Statistical analysis
This trial will use intention-to-treat (ITT) analysis as the main method to evaluate the outcome results. To deal with missing outcome variables that remain to be recorded, the last record data will be carried over to the end or a multiple imputation method will be used.
Statistical analysis will be conducted using SPSS 21.0 software. The significance level is established at 0.05 and the limits of the confidence interval are 95%. Descriptive analysis and categorical variables will be described in frequency tables and as percentages or composition ratios; continuous variables will be described in terms of means and standard deviations (SDs), or medians, lower quartiles (P25), upper quartiles (P75), minimum values, and maximum values. Comparative analyse between two groups will be performed for categorical variables using the chi-squared test, Fisher’s exact probability method, the Wilcoxon rank-sum test, or the CMH test.
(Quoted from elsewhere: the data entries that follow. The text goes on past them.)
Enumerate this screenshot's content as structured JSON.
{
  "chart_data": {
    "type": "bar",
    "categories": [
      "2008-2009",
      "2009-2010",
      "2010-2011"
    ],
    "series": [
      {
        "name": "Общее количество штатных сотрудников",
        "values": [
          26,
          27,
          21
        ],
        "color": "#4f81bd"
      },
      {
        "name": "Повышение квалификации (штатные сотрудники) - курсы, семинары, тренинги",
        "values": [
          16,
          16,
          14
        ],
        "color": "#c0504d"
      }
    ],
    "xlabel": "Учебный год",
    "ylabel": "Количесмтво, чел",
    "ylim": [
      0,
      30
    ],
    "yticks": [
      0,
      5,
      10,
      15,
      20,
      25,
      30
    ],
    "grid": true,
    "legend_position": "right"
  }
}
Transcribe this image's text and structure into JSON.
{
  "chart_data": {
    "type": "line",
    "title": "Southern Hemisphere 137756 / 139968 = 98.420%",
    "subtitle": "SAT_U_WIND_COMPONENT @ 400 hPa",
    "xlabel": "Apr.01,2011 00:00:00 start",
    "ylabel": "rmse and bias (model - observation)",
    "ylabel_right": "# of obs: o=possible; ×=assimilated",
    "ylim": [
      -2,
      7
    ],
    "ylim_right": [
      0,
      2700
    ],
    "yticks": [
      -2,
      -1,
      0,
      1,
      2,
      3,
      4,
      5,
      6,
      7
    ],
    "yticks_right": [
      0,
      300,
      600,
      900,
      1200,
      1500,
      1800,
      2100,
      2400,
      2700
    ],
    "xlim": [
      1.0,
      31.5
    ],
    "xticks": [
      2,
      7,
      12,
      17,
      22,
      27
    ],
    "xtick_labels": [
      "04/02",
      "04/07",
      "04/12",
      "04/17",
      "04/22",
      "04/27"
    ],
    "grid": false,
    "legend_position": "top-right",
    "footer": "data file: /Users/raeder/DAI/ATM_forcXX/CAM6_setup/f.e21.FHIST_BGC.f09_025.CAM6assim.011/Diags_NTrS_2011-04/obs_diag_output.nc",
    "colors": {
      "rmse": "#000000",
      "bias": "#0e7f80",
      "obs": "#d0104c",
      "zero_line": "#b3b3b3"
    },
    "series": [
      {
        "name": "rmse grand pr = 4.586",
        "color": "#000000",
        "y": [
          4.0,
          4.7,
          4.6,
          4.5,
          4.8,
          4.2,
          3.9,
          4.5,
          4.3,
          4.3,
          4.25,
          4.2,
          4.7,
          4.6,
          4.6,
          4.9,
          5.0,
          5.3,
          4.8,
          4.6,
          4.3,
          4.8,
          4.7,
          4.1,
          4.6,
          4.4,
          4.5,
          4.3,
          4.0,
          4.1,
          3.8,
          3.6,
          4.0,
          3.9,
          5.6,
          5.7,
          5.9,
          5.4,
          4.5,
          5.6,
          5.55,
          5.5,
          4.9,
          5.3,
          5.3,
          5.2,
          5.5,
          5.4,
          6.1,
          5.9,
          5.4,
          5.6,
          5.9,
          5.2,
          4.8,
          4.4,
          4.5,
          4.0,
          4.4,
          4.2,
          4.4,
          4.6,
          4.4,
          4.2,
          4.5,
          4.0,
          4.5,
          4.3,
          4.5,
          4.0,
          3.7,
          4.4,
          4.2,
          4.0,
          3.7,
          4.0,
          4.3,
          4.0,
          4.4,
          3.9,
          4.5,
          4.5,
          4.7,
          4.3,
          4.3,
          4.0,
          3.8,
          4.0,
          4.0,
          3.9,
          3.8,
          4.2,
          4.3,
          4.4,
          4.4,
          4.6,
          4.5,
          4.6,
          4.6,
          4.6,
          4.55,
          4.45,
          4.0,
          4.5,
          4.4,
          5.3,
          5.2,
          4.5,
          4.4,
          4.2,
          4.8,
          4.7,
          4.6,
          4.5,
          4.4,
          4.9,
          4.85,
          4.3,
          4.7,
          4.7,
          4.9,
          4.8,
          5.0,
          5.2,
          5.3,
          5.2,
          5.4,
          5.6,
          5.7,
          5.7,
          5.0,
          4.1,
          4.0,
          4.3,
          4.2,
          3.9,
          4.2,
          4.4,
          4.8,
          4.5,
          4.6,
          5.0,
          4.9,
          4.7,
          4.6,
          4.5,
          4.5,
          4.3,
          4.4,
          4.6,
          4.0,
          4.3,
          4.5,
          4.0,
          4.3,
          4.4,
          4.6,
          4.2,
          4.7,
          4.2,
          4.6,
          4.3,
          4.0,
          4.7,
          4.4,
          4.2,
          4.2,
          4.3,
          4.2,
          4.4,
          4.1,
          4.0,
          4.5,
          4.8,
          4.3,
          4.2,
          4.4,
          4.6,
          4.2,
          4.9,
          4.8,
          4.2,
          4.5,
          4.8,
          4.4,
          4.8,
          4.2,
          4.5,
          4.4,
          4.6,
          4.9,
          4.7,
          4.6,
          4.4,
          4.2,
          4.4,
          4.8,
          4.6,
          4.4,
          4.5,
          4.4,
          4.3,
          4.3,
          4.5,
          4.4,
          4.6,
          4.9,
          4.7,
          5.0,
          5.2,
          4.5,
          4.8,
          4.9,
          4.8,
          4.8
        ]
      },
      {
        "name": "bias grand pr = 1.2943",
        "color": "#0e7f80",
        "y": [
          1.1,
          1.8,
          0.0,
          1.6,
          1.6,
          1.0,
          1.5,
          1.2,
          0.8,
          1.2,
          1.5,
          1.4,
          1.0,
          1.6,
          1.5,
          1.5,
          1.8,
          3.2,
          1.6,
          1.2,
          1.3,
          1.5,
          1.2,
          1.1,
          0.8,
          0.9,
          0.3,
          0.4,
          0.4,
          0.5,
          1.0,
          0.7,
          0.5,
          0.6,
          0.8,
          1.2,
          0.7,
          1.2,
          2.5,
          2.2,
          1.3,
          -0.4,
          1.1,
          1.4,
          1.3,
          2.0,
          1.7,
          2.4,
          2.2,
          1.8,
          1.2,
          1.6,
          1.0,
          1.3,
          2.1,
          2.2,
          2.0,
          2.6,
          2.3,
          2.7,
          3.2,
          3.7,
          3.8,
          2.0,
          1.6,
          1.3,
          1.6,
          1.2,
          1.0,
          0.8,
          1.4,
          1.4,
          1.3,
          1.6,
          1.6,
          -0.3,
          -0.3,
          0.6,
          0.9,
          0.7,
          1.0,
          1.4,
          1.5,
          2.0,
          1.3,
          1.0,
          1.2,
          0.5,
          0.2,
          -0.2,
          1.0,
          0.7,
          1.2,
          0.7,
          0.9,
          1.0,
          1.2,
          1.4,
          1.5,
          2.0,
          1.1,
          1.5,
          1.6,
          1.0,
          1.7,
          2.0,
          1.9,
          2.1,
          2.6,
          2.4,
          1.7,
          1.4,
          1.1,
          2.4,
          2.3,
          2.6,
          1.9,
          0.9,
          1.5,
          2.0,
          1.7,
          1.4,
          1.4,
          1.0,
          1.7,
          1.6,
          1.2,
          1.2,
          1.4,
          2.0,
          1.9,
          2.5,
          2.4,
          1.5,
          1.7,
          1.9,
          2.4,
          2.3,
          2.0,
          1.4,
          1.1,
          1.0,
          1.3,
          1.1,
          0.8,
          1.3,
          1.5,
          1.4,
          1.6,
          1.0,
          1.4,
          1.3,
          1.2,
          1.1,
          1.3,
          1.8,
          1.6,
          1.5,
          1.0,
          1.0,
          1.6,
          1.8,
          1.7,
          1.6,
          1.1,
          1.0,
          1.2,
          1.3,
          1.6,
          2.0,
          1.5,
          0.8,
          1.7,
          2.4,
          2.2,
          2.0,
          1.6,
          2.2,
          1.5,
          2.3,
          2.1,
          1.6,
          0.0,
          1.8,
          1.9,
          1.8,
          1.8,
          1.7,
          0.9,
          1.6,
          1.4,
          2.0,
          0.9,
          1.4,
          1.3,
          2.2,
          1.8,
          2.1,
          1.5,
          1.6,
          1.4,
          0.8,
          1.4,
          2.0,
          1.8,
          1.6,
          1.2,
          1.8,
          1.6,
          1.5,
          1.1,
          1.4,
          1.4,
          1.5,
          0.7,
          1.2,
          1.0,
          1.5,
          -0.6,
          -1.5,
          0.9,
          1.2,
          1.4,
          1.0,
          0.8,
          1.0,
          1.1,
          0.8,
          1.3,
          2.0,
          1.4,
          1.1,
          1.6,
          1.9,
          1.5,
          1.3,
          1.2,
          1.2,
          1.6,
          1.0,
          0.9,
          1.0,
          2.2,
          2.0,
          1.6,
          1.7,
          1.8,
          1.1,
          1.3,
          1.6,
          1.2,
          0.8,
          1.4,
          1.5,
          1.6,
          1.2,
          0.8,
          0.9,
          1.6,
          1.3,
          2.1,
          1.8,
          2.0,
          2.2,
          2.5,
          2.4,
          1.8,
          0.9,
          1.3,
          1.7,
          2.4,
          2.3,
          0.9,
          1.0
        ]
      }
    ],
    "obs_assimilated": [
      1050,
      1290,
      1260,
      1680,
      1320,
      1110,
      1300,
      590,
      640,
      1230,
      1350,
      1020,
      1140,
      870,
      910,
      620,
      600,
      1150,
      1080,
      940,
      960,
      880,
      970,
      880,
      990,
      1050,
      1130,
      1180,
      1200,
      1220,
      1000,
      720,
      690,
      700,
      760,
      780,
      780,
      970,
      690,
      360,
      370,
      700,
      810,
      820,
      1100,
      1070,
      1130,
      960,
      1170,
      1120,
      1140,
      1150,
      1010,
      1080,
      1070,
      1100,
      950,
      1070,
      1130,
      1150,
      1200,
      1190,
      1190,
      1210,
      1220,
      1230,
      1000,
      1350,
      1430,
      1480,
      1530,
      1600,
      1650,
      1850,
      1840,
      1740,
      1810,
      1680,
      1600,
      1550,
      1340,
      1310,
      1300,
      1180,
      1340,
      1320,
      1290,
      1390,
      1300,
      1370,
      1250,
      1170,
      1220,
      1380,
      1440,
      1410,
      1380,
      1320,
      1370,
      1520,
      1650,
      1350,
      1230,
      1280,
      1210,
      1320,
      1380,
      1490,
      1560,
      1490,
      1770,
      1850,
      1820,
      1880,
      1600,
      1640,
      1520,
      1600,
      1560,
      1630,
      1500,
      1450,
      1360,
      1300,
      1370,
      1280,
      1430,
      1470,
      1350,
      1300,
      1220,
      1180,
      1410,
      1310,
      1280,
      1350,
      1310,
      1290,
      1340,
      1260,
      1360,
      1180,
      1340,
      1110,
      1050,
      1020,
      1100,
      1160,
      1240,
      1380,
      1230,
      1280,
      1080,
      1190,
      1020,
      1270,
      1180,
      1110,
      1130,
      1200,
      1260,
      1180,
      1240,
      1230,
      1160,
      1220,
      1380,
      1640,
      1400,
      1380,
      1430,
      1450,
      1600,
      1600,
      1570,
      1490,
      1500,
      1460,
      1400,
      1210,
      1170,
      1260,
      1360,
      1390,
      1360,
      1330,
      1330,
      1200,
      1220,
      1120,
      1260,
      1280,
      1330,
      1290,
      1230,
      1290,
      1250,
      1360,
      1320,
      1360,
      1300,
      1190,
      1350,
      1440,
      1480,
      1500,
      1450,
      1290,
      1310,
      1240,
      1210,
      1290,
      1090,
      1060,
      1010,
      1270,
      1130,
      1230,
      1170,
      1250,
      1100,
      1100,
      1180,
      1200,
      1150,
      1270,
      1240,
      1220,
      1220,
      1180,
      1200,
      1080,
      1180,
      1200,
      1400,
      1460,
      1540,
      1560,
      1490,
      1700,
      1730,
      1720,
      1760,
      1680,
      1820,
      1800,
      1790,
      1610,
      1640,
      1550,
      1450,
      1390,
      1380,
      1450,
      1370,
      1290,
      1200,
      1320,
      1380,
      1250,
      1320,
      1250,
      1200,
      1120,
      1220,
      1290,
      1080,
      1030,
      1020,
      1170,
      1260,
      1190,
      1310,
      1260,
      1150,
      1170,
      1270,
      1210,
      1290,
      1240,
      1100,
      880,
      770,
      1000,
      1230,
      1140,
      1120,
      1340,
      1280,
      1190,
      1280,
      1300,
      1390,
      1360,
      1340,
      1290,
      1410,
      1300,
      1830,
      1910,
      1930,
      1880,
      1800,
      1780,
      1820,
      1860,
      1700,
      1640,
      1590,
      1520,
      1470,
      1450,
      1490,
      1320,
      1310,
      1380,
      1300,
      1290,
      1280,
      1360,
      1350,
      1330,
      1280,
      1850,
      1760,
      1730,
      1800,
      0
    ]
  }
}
Continuous variables that conform to a normal distribution will be compares using a t-test (for homogeneity of variance between groups, with 0.05 as the test level; if the variance is heterogeneous, the Welch-Satterthwaite t-test will be used), while those that conform to a non-normal distribution will be compared using the Wilcoxon rank-sum test or the Wilcoxon signed-rank test. Hypothesis testing will use the two-sided test uniformly, and P ≤ 0.05 will be considered statistically significant.